Friday, August 18, 2006

Making a Failed State

Nasrallah crows and threatens. Joumblat lashes out at Nasrallah. Hariri blasts Bachar for playing armchair quarterback.

One absence is notable; as of August 18th, no Christian leaders said anything. None. Nothing. Nada. In the context of a sectarian system, this is remarkable; in the absence of an outside overlord, Lebanon can only be governed by alliance of two of its major constituting parties.

Lebanon is essentially a “sectarian democracy”, if there ever was such a thing. Voters are free to chose, but they tend to align themselves along sectarian lines.

The Druze and Sunni Alliance makes up only 1/3 of the country; with their opposition to the current Syrian government, they need a local ally.

The Shiites another 1/3; even though they are well organized and funded, they still do not have sufficient Pasdaran boots on the ground to cow the other 2/3 into submission.
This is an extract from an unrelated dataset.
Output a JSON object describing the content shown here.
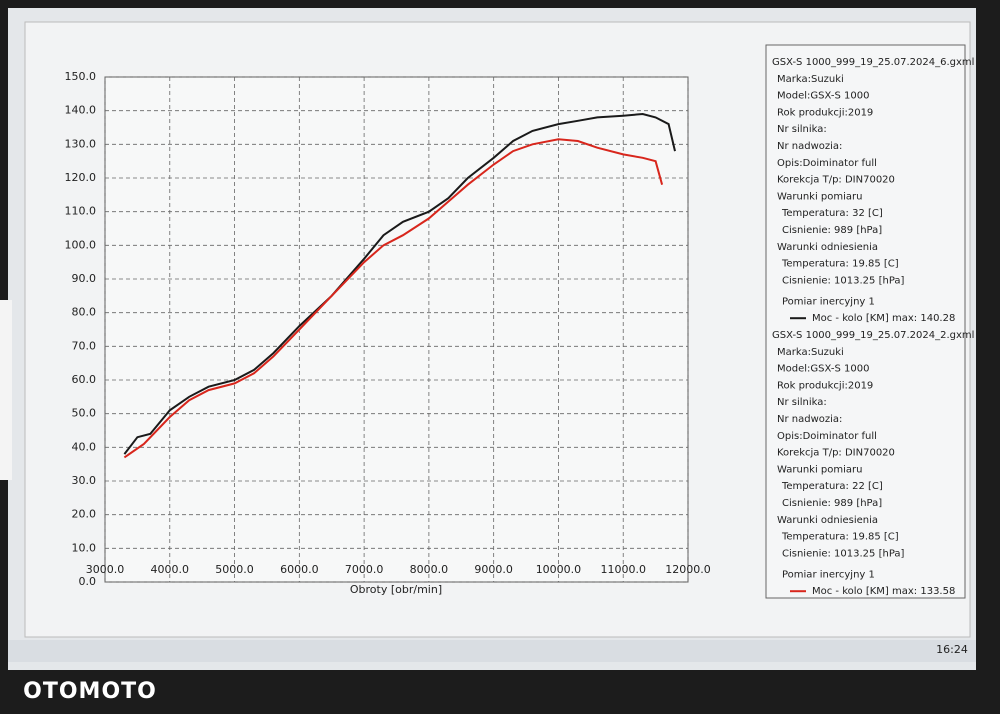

The Christians make up the last 1/3… But they are politically “watching”. They appear to be watching to see how this turn up before they make any commitment; they have been burned before.

An alliance of either 2 of those players can effectively rule the country. In the present context, the only immediately viable alliance would be Sunni-Druze-Christian, with the hope that they would reform the system to rid it of its sectarian nature (fat chance).

In any case, most Christians recall how the Druze leader Joumblat (a.k.a Svengali) made a deal with the Sunni leader Saad (a.k.a Saad) and the Shiite leader Berri (a.k.a Henlein), to circumvent the Christians and win himself a few extra MPs. All this in spite of the fact that Christians bore the brunt of the Syrian occupation; while Hezb whines after the 3 prisoners in Israeli jails, he forgets the more than 1,000 kidnapped by Syria. To this maneuvering we owe the current government, a chimera of pro-Syrian Shiites and Anti-Syrians, which left the most Anti-Syrian of all, Michel Aoun (a.k.a I need Prozac), in opposition. To wiggle out of his isolation, he made an uneasy alliance of sorts with pro-Syrian elements…

The internal Lebanese situation is hopelessly blocked; in this context, Joseph Hitti can be hardly excused for his pessimism. No matter that the balance sheet is woefully negative, Mr. Shater Hassin will still continue in this path;

Bigger balls notwithstanding, we still have brains to take stock of the results of the “liberation” enterprise, and it does not take much to see that, no matter how big Nasrallah’s balls grow as a result of this conflict, Lebanon will still be the biggest loser.

In this context, Lebanon is locked in an internal stalemate. But we are not alone in this game; ever since UN Resolution 1559 allowed us to get rid of the Syrian overlords, our internal squabbles have become internationalized.

And UN resolution 1701 is no exception. Israel may soon be vindicated in attacking again; by pulling out, it projects an image of total compliance with the resolution. The Lebanese government, by dithering on disarming Hezb, is placing itself in clear violation of its provisions.

This will lead to some other stunt by Hezb, who is now neither withdrawing nor disarming, while under pressure by a weakling Lebanese government who is "peacefully, internally, and without outside pressures". I am not sure how this bullshit will work on what is effectively “the best guerilla force in the world”, or how much ice it will cut with France, and for how long. Making up the UNIFIL force is already proving problematic, as France has already said that “will not send its troops” without "serious guarantees" on the disarming of Hezb; first a withdrawal of Hezbollah forces north of the Litani, and then their disarming under resolution 1559.

Thanks to Hezb’s obstruction, the enduring stalemate will not last; Israel still has its prisoners to free, and soon could be easily justified in “defending itself” again. Its propaganda will have a field day with this. The Lebanese government would then be accused of "harbouring terrorists"; it would have only sent its troops to Southern Lebanon to die there. Or to desert and join some militia.

Let us hope I am wrong. I did not enjoy the last civil war, and I will not enjoy the next one; as Dory Chamoun recently said, "we have neighbours I would not wish on my worst ennemy". And we are giving them reasons to go after us.